Состав останавливался несколько раз, но стоял не больше минуты. Только часов в пять, ближе к вечеру. показался какой-то полустанок. Два деревянных домика, покрашенных краской непонятно уже цвета, вероятно, когда-то были служебными зданиями, но потом их местные люди, наверняка, бывшие железнодорожники, деловито обжили. Появились вокруг верёвки с бельём, конуры с собаками, даже телёнок вон какой-то на поезд уставился. Жизнь неимоверно скучная, неторопливая, и чего они отсюда не уедут? К морю дорога есть, что ещё надо? Из вагонов вышли такие же деловито озабоченные люди с кошёлками, сумками, один мужик даже мешок с чем-то тащил. А вот с полустанка именно в их вагон забрался только старикан во фланелевой рубашке в крупную клетку и каких-то нелепых штанах, сшитых. должно быть, из мешковины. Новый пассажир сразу прошмыгнул к Андрею Афанасьевичу, громко поздоровался. Видно, что они были хорошо знакомы. Небось, Рыковку хлещут на пару. И то видать — почти ровесники. Потом старикан, поглаживая окладистую бородёнку, скрылся в свободном купе.

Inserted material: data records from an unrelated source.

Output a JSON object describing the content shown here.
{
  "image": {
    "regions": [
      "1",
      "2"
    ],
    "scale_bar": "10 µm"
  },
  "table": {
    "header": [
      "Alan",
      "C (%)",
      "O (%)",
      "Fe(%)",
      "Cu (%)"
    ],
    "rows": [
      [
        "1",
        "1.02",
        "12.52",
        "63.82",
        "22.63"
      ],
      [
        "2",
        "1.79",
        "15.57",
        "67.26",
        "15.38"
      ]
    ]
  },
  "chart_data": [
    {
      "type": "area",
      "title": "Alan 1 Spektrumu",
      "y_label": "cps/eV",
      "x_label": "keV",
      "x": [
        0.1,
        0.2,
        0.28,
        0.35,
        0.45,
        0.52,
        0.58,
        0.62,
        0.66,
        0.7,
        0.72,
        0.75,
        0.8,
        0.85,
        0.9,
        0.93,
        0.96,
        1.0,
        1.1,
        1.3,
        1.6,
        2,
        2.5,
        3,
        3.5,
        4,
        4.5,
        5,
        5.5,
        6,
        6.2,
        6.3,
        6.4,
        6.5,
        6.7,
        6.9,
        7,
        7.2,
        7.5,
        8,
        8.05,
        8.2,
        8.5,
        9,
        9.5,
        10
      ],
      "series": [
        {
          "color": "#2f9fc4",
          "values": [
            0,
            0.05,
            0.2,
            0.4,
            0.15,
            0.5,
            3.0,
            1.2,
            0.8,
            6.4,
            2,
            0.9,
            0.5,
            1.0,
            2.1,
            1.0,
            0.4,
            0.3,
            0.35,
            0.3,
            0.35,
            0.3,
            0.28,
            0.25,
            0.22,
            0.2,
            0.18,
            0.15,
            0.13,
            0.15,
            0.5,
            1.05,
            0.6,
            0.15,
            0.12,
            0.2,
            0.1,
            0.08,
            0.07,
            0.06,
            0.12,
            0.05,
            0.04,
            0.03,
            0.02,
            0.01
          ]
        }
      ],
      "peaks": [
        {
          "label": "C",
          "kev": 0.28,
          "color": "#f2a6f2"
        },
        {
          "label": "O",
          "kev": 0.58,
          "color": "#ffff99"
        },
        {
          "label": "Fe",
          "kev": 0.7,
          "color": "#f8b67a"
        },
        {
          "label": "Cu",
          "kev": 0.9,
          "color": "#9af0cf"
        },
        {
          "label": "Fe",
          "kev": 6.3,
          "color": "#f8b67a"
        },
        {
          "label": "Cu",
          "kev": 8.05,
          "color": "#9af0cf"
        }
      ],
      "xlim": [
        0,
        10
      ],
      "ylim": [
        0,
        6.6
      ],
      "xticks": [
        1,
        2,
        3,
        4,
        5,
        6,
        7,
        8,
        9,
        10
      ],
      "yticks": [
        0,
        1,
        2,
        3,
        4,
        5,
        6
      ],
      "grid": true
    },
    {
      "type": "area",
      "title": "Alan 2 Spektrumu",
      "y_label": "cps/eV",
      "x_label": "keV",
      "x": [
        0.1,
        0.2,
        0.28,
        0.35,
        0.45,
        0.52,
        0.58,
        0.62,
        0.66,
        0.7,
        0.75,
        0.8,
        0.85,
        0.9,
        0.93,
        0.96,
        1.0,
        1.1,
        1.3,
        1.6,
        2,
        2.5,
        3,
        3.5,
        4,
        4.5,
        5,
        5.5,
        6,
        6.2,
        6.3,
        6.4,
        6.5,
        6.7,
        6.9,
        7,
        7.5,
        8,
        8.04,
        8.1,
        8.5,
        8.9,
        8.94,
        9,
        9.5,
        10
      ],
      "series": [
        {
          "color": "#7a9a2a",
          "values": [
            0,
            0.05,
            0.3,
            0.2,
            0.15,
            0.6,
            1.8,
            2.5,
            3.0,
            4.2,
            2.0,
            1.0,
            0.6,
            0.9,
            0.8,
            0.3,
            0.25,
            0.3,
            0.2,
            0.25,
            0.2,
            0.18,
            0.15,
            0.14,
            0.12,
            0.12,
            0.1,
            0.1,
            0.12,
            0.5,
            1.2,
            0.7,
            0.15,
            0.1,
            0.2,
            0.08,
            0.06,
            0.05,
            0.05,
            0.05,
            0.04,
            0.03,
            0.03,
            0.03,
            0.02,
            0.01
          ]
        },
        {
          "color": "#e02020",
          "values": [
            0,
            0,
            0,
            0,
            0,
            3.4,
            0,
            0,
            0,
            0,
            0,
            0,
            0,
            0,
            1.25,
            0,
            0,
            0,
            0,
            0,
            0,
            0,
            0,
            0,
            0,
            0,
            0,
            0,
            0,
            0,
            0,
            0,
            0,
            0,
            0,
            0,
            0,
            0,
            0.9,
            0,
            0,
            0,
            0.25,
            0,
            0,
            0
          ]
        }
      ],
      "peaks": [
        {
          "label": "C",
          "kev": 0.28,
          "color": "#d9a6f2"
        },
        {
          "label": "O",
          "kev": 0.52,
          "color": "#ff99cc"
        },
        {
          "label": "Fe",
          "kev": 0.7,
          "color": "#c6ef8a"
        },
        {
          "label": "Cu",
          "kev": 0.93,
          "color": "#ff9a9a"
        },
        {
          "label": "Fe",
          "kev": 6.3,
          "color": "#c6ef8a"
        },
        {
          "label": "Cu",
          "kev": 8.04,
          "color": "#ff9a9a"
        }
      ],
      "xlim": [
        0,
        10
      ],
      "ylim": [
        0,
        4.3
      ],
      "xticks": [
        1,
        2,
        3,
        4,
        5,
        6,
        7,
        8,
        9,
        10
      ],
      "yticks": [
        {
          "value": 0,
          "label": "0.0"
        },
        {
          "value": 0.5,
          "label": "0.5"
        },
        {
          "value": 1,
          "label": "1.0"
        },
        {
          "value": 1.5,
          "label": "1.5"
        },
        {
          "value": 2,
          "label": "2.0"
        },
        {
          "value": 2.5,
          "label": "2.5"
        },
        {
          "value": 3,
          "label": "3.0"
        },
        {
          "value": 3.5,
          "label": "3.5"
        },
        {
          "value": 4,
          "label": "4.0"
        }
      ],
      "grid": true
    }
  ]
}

Тут поезд медленно начал набирать ход, и безымянный полустанок поплыл за окном назад. Вот так и в жизни — только стоит чему-то свершится, и этого уже нет. Уплыло в небытие. Или не в небытие, а сюда вот, на такие же полустанки, разъезды или полуразрушенные аулы где-нибудь в далёкой степи. Внезапно Борис увидел, как к составу неизвестно откуда подбежала женщина в пуховом платке. Это посреди лета-то! Глаза её были широко раскрыты. И. так же широко раскрывая рот, она беззвучно что-то кричала — за стеклом вагона и стыками колес на рельсах ничего не был слышно. А поезд уже набирал ход, и ещё несколько мгновений, и этот крик тоже пропадёт в неведомом витке времени, растает в нём, исчезнет для Бориса навеки. Но в последнее из этих мгновений Борис всё-таки разобрал смысл её крика. Разобрал по губам женщины, которая, казалось, уже отчаялась ему что-то передать.

Она кричала:

— УЕЗЖАЙТЕ!!! УЕЗЖАЙТЕ, РАДИ БОГА!!!

И они уехали.

Старикан, устроившись, долго у себя не просидел, вышел в коридор, оправляя рубашку. Борис как раз проходил в своё купе. Дед его попридержал слегка, сказал весело:

— А денёк-то хороший выдался нынче! Солнце прямо плескало с неба.

— Да отсюда не видать, крыша над головой.

— И хорошо, когда она над головой есть, человеку без крыши трудно.

Так. Ясно. Попался в соседи эдакий престарелый балагур, который обо всем готовь поболтать безо всякого для себя затруднения. Зато другим такие стариканы могут доставить массу беспокойства. Говорить может прямо-таки до опупения. Возможно, в юности он был алкоголиком, и дрался в сельском клубе, а теперь вот стал почти праведником, хотя Рыковку наверняка потребляет.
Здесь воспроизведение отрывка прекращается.